Felix was in the horns of a dilemma. To reject the Jews and let Paul go free would only serve to create more difficulties in keeping the Jewish leaders in check, but to turn Paul over to them as a guilty person was impossible since Lysias already had ruled he had done nothing wrong. Felix was “familiar” with the Way, so he knew that he also had Christians to deal with. So he did the politically expedient thing - he procrastinated. Paul was given freedom but was still kept under house arrest. Paul’s friends supplied Paul with his food and needs.

This story ends with Felix’s wife - his third wife, Drusilla, who was a Jew. She was a granddaughter of Herod Agrippa whose death in Acts 12 was deemed a judgment from God. She had been married previously until she was seduced by Felix’s power, and divorced her husband in order to marry Felix. Intrigued by Paul as a leader of “the Way”, she asked to see and hear from Paul. When Paul appeared before them, Paul did not hesitate to speak about the matters of the Law, Gospel, and God that were most pertinent to them: “he reasoned about righteousness and self-control and the coming judgment”. I think they got the point. Luke writes, “Felix was alarmed”. He was also miffed - and looking for a bribe he let two years pass until a new Governor arrived to take over his job, and he refused to release Paul.

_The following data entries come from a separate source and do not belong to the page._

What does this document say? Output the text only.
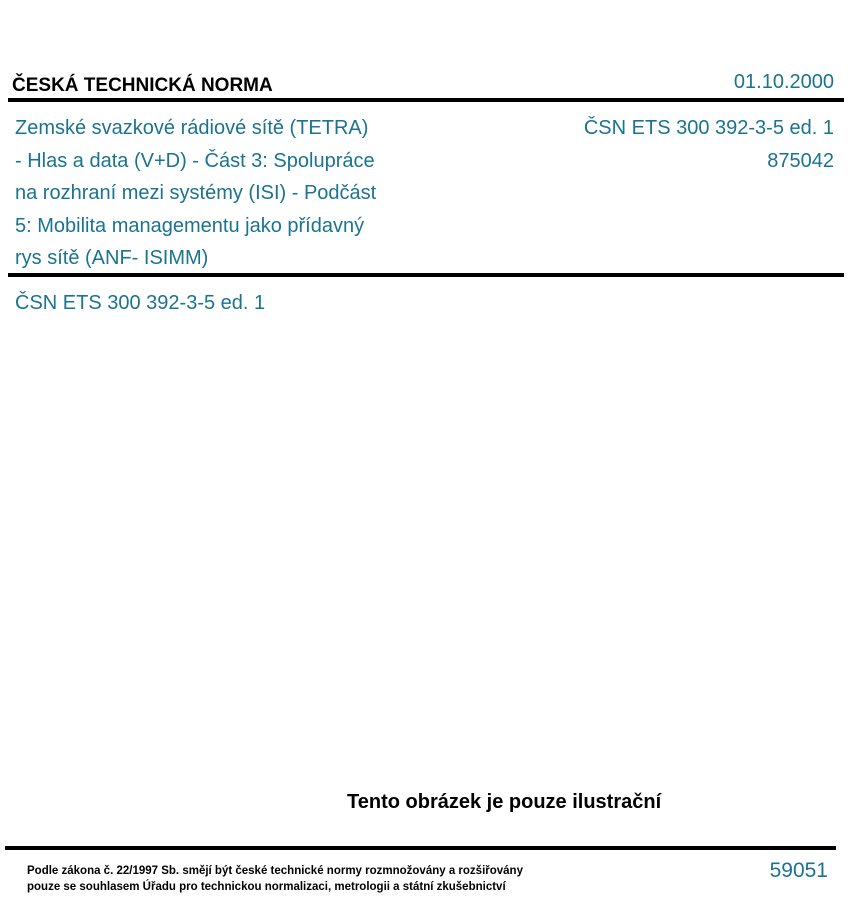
ČESKÁ TECHNICKÁ NORMA	01.10.2000
Zemské svazkové rádiové sítě (TETRA)
- Hlas a data (V+D) - Část 3: Spolupráce
na rozhraní mezi systémy (ISI) - Podčást
5: Mobilita managementu jako přídavný
rys sítě (ANF- ISIMM)
ČSN ETS 300 392-3-5 ed. 1
875042
ČSN ETS 300 392-3-5 ed. 1
Tento obrázek je pouze ilustrační
Podle zákona č. 22/1997 Sb. smějí být české technické normy rozmnožovány a rozšiřovány
pouze se souhlasem Úřadu pro technickou normalizaci, metrologii a státní zkušebnictví
59051
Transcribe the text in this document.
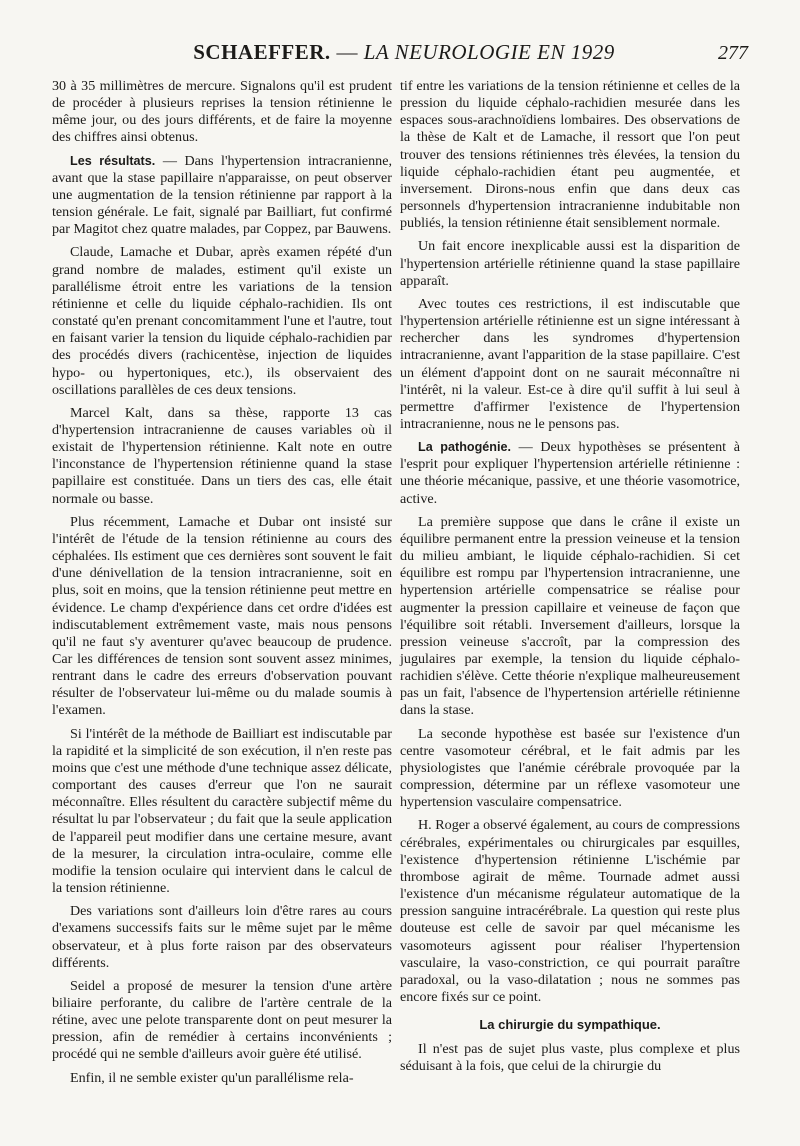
SCHAEFFER. — LA NEUROLOGIE EN 1929	277

30 à 35 millimètres de mercure. Signalons qu'il est prudent de procéder à plusieurs reprises la tension rétinienne le même jour, ou des jours différents, et de faire la moyenne des chiffres ainsi obtenus.

Les résultats. — Dans l'hypertension intracranienne, avant que la stase papillaire n'apparaisse, on peut observer une augmentation de la tension rétinienne par rapport à la tension générale. Le fait, signalé par Bailliart, fut confirmé par Magitot chez quatre malades, par Coppez, par Bauwens.

Claude, Lamache et Dubar, après examen répété d'un grand nombre de malades, estiment qu'il existe un parallélisme étroit entre les variations de la tension rétinienne et celle du liquide céphalo-rachidien. Ils ont constaté qu'en prenant concomitamment l'une et l'autre, tout en faisant varier la tension du liquide céphalo-rachidien par des procédés divers (rachicentèse, injection de liquides hypo- ou hypertoniques, etc.), ils observaient des oscillations parallèles de ces deux tensions.

Marcel Kalt, dans sa thèse, rapporte 13 cas d'hypertension intracranienne de causes variables où il existait de l'hypertension rétinienne. Kalt note en outre l'inconstance de l'hypertension rétinienne quand la stase papillaire est constituée. Dans un tiers des cas, elle était normale ou basse.

Plus récemment, Lamache et Dubar ont insisté sur l'intérêt de l'étude de la tension rétinienne au cours des céphalées. Ils estiment que ces dernières sont souvent le fait d'une dénivellation de la tension intracranienne, soit en plus, soit en moins, que la tension rétinienne peut mettre en évidence. Le champ d'expérience dans cet ordre d'idées est indiscutablement extrêmement vaste, mais nous pensons qu'il ne faut s'y aventurer qu'avec beaucoup de prudence. Car les différences de tension sont souvent assez minimes, rentrant dans le cadre des erreurs d'observation pouvant résulter de l'observateur lui-même ou du malade soumis à l'examen.

Si l'intérêt de la méthode de Bailliart est indiscutable par la rapidité et la simplicité de son exécution, il n'en reste pas moins que c'est une méthode d'une technique assez délicate, comportant des causes d'erreur que l'on ne saurait méconnaître. Elles résultent du caractère subjectif même du résultat lu par l'observateur ; du fait que la seule application de l'appareil peut modifier dans une certaine mesure, avant de la mesurer, la circulation intra-oculaire, comme elle modifie la tension oculaire qui intervient dans le calcul de la tension rétinienne.

Des variations sont d'ailleurs loin d'être rares au cours d'examens successifs faits sur le même sujet par le même observateur, et à plus forte raison par des observateurs différents.

Seidel a proposé de mesurer la tension d'une artère biliaire perforante, du calibre de l'artère centrale de la rétine, avec une pelote transparente dont on peut mesurer la pression, afin de remédier à certains inconvénients ; procédé qui ne semble d'ailleurs avoir guère été utilisé.

Enfin, il ne semble exister qu'un parallélisme rela-

tif entre les variations de la tension rétinienne et celles de la pression du liquide céphalo-rachidien mesurée dans les espaces sous-arachnoïdiens lombaires. Des observations de la thèse de Kalt et de Lamache, il ressort que l'on peut trouver des tensions rétiniennes très élevées, la tension du liquide céphalo-rachidien étant peu augmentée, et inversement. Dirons-nous enfin que dans deux cas personnels d'hypertension intracranienne indubitable non publiés, la tension rétinienne était sensiblement normale.

Un fait encore inexplicable aussi est la disparition de l'hypertension artérielle rétinienne quand la stase papillaire apparaît.

Avec toutes ces restrictions, il est indiscutable que l'hypertension artérielle rétinienne est un signe intéressant à rechercher dans les syndromes d'hypertension intracranienne, avant l'apparition de la stase papillaire. C'est un élément d'appoint dont on ne saurait méconnaître ni l'intérêt, ni la valeur. Est-ce à dire qu'il suffit à lui seul à permettre d'affirmer l'existence de l'hypertension intracranienne, nous ne le pensons pas.

La pathogénie. — Deux hypothèses se présentent à l'esprit pour expliquer l'hypertension artérielle rétinienne : une théorie mécanique, passive, et une théorie vasomotrice, active.

La première suppose que dans le crâne il existe un équilibre permanent entre la pression veineuse et la tension du milieu ambiant, le liquide céphalo-rachidien. Si cet équilibre est rompu par l'hypertension intracranienne, une hypertension artérielle compensatrice se réalise pour augmenter la pression capillaire et veineuse de façon que l'équilibre soit rétabli. Inversement d'ailleurs, lorsque la pression veineuse s'accroît, par la compression des jugulaires par exemple, la tension du liquide céphalo-rachidien s'élève. Cette théorie n'explique malheureusement pas un fait, l'absence de l'hypertension artérielle rétinienne dans la stase.

La seconde hypothèse est basée sur l'existence d'un centre vasomoteur cérébral, et le fait admis par les physiologistes que l'anémie cérébrale provoquée par la compression, détermine par un réflexe vasomoteur une hypertension vasculaire compensatrice.

H. Roger a observé également, au cours de compressions cérébrales, expérimentales ou chirurgicales par esquilles, l'existence d'hypertension rétinienne L'ischémie par thrombose agirait de même. Tournade admet aussi l'existence d'un mécanisme régulateur automatique de la pression sanguine intracérébrale. La question qui reste plus douteuse est celle de savoir par quel mécanisme les vasomoteurs agissent pour réaliser l'hypertension vasculaire, la vaso-constriction, ce qui pourrait paraître paradoxal, ou la vaso-dilatation ; nous ne sommes pas encore fixés sur ce point.

La chirurgie du sympathique.

Il n'est pas de sujet plus vaste, plus complexe et plus séduisant à la fois, que celui de la chirurgie du
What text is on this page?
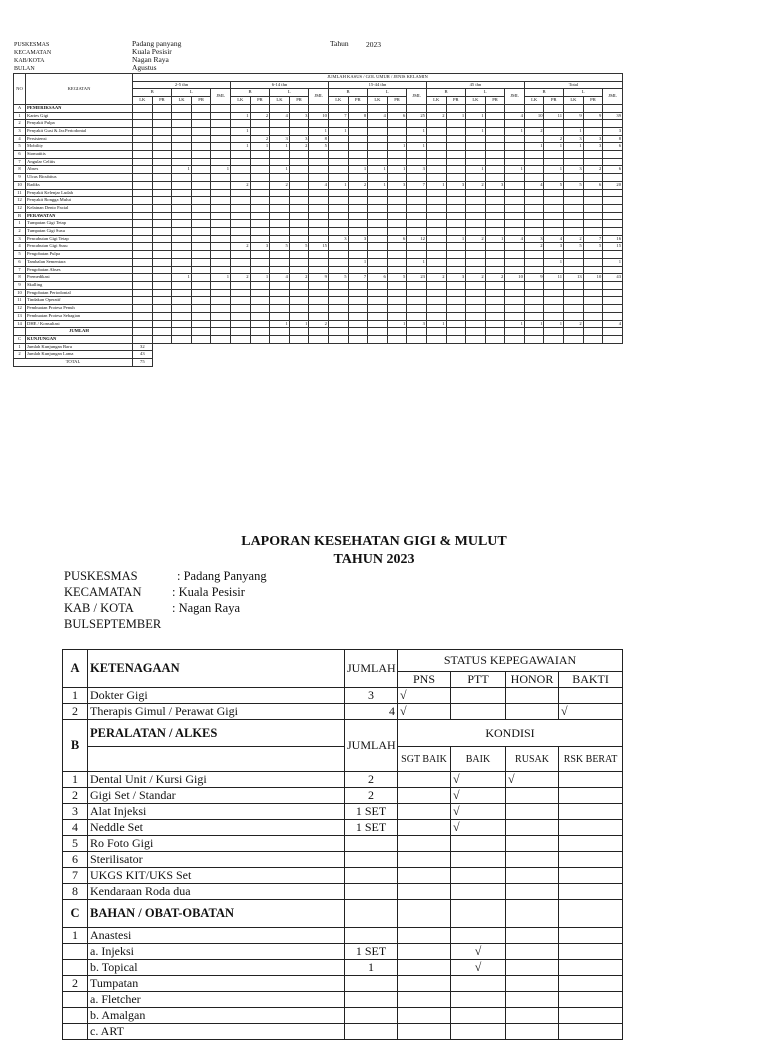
PUSKESMAS
KECAMATAN
KAB/KOTA
BULAN
Padang panyang
Kuala Pesisir
Nagan Raya
Agustus
Tahun 2023
NO	KEGIATAN	JUMLAH KASUS / GOL UMUR / JENIS KELAMIN																								
		2-5 thn					6-14 thn					15-44 thn					45 thn					Total				
		B		L		JML	B		L		JML	B		L		JML	B		L		JML	B		L		JML
		LK	PR	LK	PR		LK	PR	LK	PR		LK	PR	LK	PR		LK	PR	LK	PR		LK	PR	LK	PR	
A	PEMERIKSAAN																									
1	Karies Gigi						1	2	4	3	10	7	8	4	6	25	2	1	1		4	10	11	9	9	39
2	Penyakit Pulpa																									
3	Penyakit Gusi & Jar.Periodontal						1				1	1				1			1		1	2		1		3
4	Persistensi							2	3	3	8												2	3	3	8
5	Mobility						1	1	1	2	5				1	1						1	1	1	3	6
6	Stomatitis																									
7	Angular Celitis																									
8	Abses			1		1			1				1	1	1	3			1		1		1	3	2	6
9	Ulcus Bicubitus																									
10	Radiks						2		2		4	1	2	1	3	7	1	3	2	3		4	5	5	6	20
11	Penyakit Kelenjar Ludah																									
12	Penyakit Rongga Mulut																									
12	Kelainan Dento Facial																									
B	PERAWATAN																									
1	Tumpatan Gigi Tetap																									
2	Tumpatan Gigi Susu																									
3	Pencabutan Gigi Tetap											3	3		6	12		1	2	1	4	3	4	2	7	16
4	Pencabutan Gigi Susu						2	3	5	5	15											2	3	5	5	15
5	Pengobatan Pulpa																									
6	Tambalan Sementara												1			1							1			1
7	Pengobatan Abses																									
8	Premedikasi			1		1	2	1	4	2	9	5	7	6	5	23	2	3	2	2	10	9	11	13	10	43
9	Skalling																									
10	Pengobatan Periodontal																									
11	Tindakan Operatif																									
12	Pembuatan Protesa Penuh																									
13	Pembuatan Protesa Sebagian																									
14	DHE / Konsultasi								1	1	2				1	3	1				1	1	1	2		4
	JUMLAH																									
C	KUNJUNGAN																									
1	Jumlah Kunjungan Baru	32																								
2	Jumlah Kunjungan Lama	43																								
TOTAL		75																								
LAPORAN KESEHATAN GIGI & MULUT
TAHUN 2023
PUSKESMAS	: Padang Panyang
KECAMATAN	: Kuala Pesisir
KAB / KOTA	: Nagan Raya
BULSEPTEMBER
A	KETENAGAAN	JUMLAH	STATUS KEPEGAWAIAN			
			PNS	PTT	HONOR	BAKTI
1	Dokter Gigi	3	√			
2	Therapis Gimul / Perawat Gigi	4	√			√
B	PERALATAN / ALKES	JUMLAH	KONDISI			
			SGT BAIK	BAIK	RUSAK	RSK BERAT
1	Dental Unit / Kursi Gigi	2		√	√	
2	Gigi Set / Standar	2		√		
3	Alat Injeksi	1 SET		√		
4	Neddle Set	1 SET		√		
5	Ro Foto Gigi					
6	Sterilisator					
7	UKGS KIT/UKS Set					
8	Kendaraan Roda dua					
C	BAHAN / OBAT-OBATAN					
1	Anastesi					
	a. Injeksi	1 SET		√		
	b. Topical	1		√		
2	Tumpatan					
	a. Fletcher					
	b. Amalgan					
	c. ART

The theme in the end is the fruit of procrastination. Felix had endless talks with Paul over those two years of time. It’s the nature of religion to have intellectual discussions that only have a horizontal preoccupation. People feel good about raising money for good causes, discussing deep subjects, and pleasing people, yet they come to admit, “Before God, I am guilty. I know that I need a Savior. I bow before Him. I ask Jesus to come into my life because I want to be a disciple of Jesus Christ.”
As far as we know, Felix never did that. In pursuit of his own agenda, he missed God’s purpose for living - to know God through Jesus Christ that lasts into eternity.
One day all of us will face our last day, and all that will matter it whether we have heeded the gospel of Jesus Christ. If you have not, don’t delay. There is a heaven. There is a hell. And procrastination is a dangerous place to be in.